Nordstrom's head snapped back -- much like Brock McGinn's did to draw a costly penalty on Boston in the first period -- and the referee's arm went up.

The Bruins power play, which entered the night as the most successful power play unit in the NHL playoffs, needed just 13 seconds to score on the ensuing man advantage. Patrice Bergeron's sixth goal of the playoffs gave the Bruins a 3-2 lead. It would hold, as Boston added an empty-netter and a cherry on top to skate away with a 5-2 win in this opening game of the Eastern Conference Final.

That Hamilton was whistled for interference 2:34 later worked to get the Boston crowd fired up, with chants of "DOUG-IE" raining down on the defenseman as he took a seat in the penalty box.

Hamilton insisted after the loss that he didn't care about the chanting. He certainly did care about the penalty calls.

When asked if he believed the referees -- O'Rourke and Marc Joannette -- were calling the game tighter than usual, Hamilton answered, "I'm not gonna comment on the refs."

Yet when asked in the very next question if he believed the penalties came because of a lack of discipline or a lack of luck, Hamilton answered, "I don't think they were penalties.
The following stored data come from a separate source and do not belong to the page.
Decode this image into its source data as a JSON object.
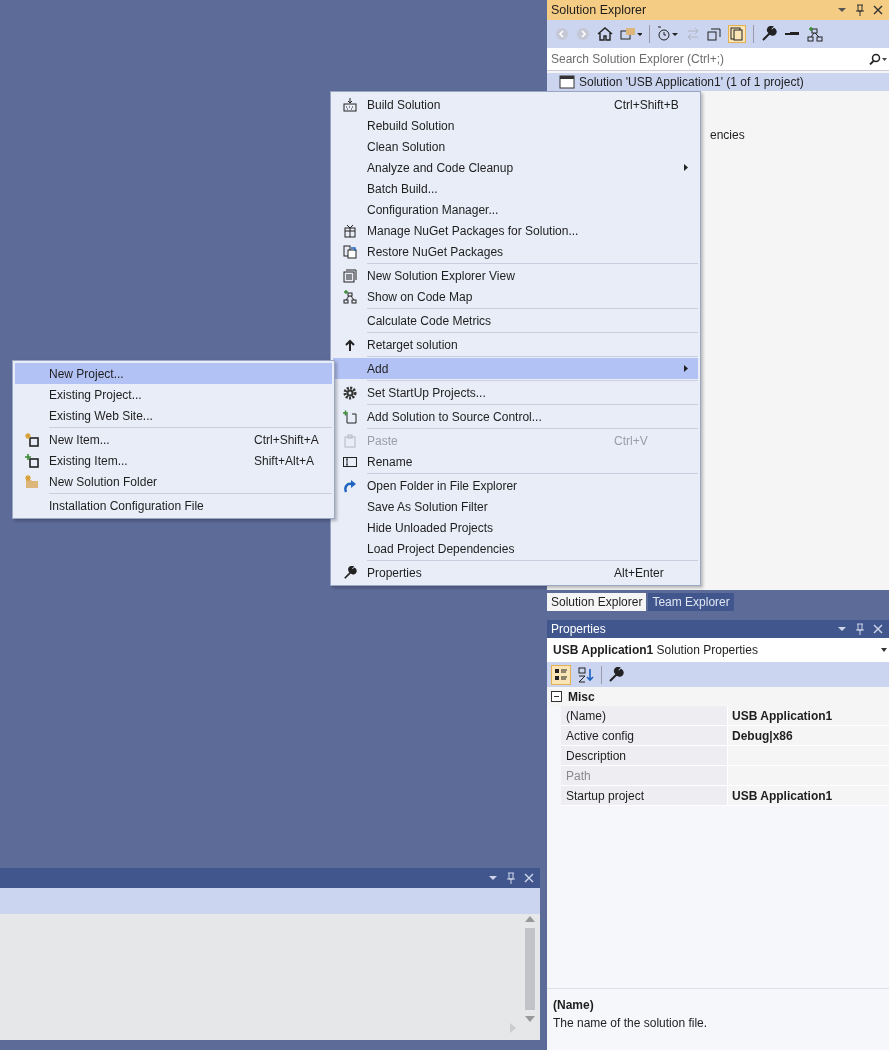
{
  "solution_explorer": {
    "title": "Solution Explorer",
    "search": {
      "placeholder": "Search Solution Explorer (Ctrl+;)"
    },
    "tree": [
      {
        "label": "Solution 'USB Application1' (1 of 1 project)",
        "selected": true
      },
      {
        "label": "encies",
        "selected": false
      }
    ]
  },
  "context_menu": {
    "groups": [
      [
        {
          "label": "Build Solution",
          "shortcut": "Ctrl+Shift+B",
          "submenu": false,
          "selected": false,
          "disabled": false
        },
        {
          "label": "Rebuild Solution",
          "submenu": false,
          "selected": false,
          "disabled": false
        },
        {
          "label": "Clean Solution",
          "submenu": false,
          "selected": false,
          "disabled": false
        },
        {
          "label": "Analyze and Code Cleanup",
          "submenu": true,
          "selected": false,
          "disabled": false
        },
        {
          "label": "Batch Build...",
          "submenu": false,
          "selected": false,
          "disabled": false
        },
        {
          "label": "Configuration Manager...",
          "submenu": false,
          "selected": false,
          "disabled": false
        },
        {
          "label": "Manage NuGet Packages for Solution...",
          "submenu": false,
          "selected": false,
          "disabled": false
        },
        {
          "label": "Restore NuGet Packages",
          "submenu": false,
          "selected": false,
          "disabled": false
        }
      ],
      [
        {
          "label": "New Solution Explorer View",
          "submenu": false,
          "selected": false,
          "disabled": false
        },
        {
          "label": "Show on Code Map",
          "submenu": false,
          "selected": false,
          "disabled": false
        }
      ],
      [
        {
          "label": "Calculate Code Metrics",
          "submenu": false,
          "selected": false,
          "disabled": false
        }
      ],
      [
        {
          "label": "Retarget solution",
          "submenu": false,
          "selected": false,
          "disabled": false
        }
      ],
      [
        {
          "label": "Add",
          "submenu": true,
          "selected": true,
          "disabled": false
        }
      ],
      [
        {
          "label": "Set StartUp Projects...",
          "submenu": false,
          "selected": false,
          "disabled": false
        }
      ],
      [
        {
          "label": "Add Solution to Source Control...",
          "submenu": false,
          "selected": false,
          "disabled": false
        }
      ],
      [
        {
          "label": "Paste",
          "shortcut": "Ctrl+V",
          "submenu": false,
          "selected": false,
          "disabled": true
        },
        {
          "label": "Rename",
          "submenu": false,
          "selected": false,
          "disabled": false
        }
      ],
      [
        {
          "label": "Open Folder in File Explorer",
          "submenu": false,
          "selected": false,
          "disabled": false
        },
        {
          "label": "Save As Solution Filter",
          "submenu": false,
          "selected": false,
          "disabled": false
        },
        {
          "label": "Hide Unloaded Projects",
          "submenu": false,
          "selected": false,
          "disabled": false
        },
        {
          "label": "Load Project Dependencies",
          "submenu": false,
          "selected": false,
          "disabled": false
        }
      ],
      [
        {
          "label": "Properties",
          "shortcut": "Alt+Enter",
          "submenu": false,
          "selected": false,
          "disabled": false
        }
      ]
    ]
  },
  "add_submenu": {
    "groups": [
      [
        {
          "label": "New Project...",
          "selected": true
        },
        {
          "label": "Existing Project...",
          "selected": false
        },
        {
          "label": "Existing Web Site...",
          "selected": false
        }
      ],
      [
        {
          "label": "New Item...",
          "shortcut": "Ctrl+Shift+A",
          "selected": false
        },
        {
          "label": "Existing Item...",
          "shortcut": "Shift+Alt+A",
          "selected": false
        },
        {
          "label": "New Solution Folder",
          "selected": false
        }
      ],
      [
        {
          "label": "Installation Configuration File",
          "selected": false
        }
      ]
    ]
  },
  "tabs": [
    {
      "label": "Solution Explorer",
      "selected": true
    },
    {
      "label": "Team Explorer",
      "selected": false
    }
  ],
  "properties": {
    "title": "Properties",
    "object": "**USB Application1**  Solution Properties",
    "category": "Misc",
    "expanded": true,
    "rows": [
      {
        "name": "(Name)",
        "value": "USB Application1",
        "disabled": false
      },
      {
        "name": "Active config",
        "value": "Debug|x86",
        "disabled": false
      },
      {
        "name": "Description",
        "disabled": false
      },
      {
        "name": "Path",
        "disabled": true
      },
      {
        "name": "Startup project",
        "value": "USB Application1",
        "disabled": false
      }
    ],
    "description": {
      "title": "(Name)",
      "text": "The name of the solution file."
    }
  }
}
So, neither."

Carolina head coach Rod Brind'Amour may not have personally loved seeing Hamilton head to the box, but he also didn't necessarily complain about the calls either.

"There's no point in commenting on that," Brind'Amour said of the penalties. "There were penalties both ways I thought, some were called and not called. So I mean, there's no point in getting into the officiating."

Brind'Amour was asked if he had been told before the series that refs would be calling games tightly.

"Yeah. They do that every time," Brind'Amour said. "I'm not gonna talk about that. We took penalties, we need to kill 'em. Whether they were good or not, whether there were some let go that we thought should have been called -- I mean, that's gonna happen every night. So, we've gotta come up with a better way to kill 'em, and when we get our power plays, we've gotta make 'em count. It's simple."

No matter what happened in Game 1, special teams were going to be a major story line in this series. As previously mentioned, the Bruins boast the top power play in the NHL this playoffs, now successful at a 30 percent clip after a 2-for-5 night vs. Carolina. And early on in the game, it was the Bruins who might have had a legitimate beef with the way the game was being called.

Certainly, after some vocal disagreement from the Carolina side, the spotlight will burn extra bright on the referees come Game 2 in Boston.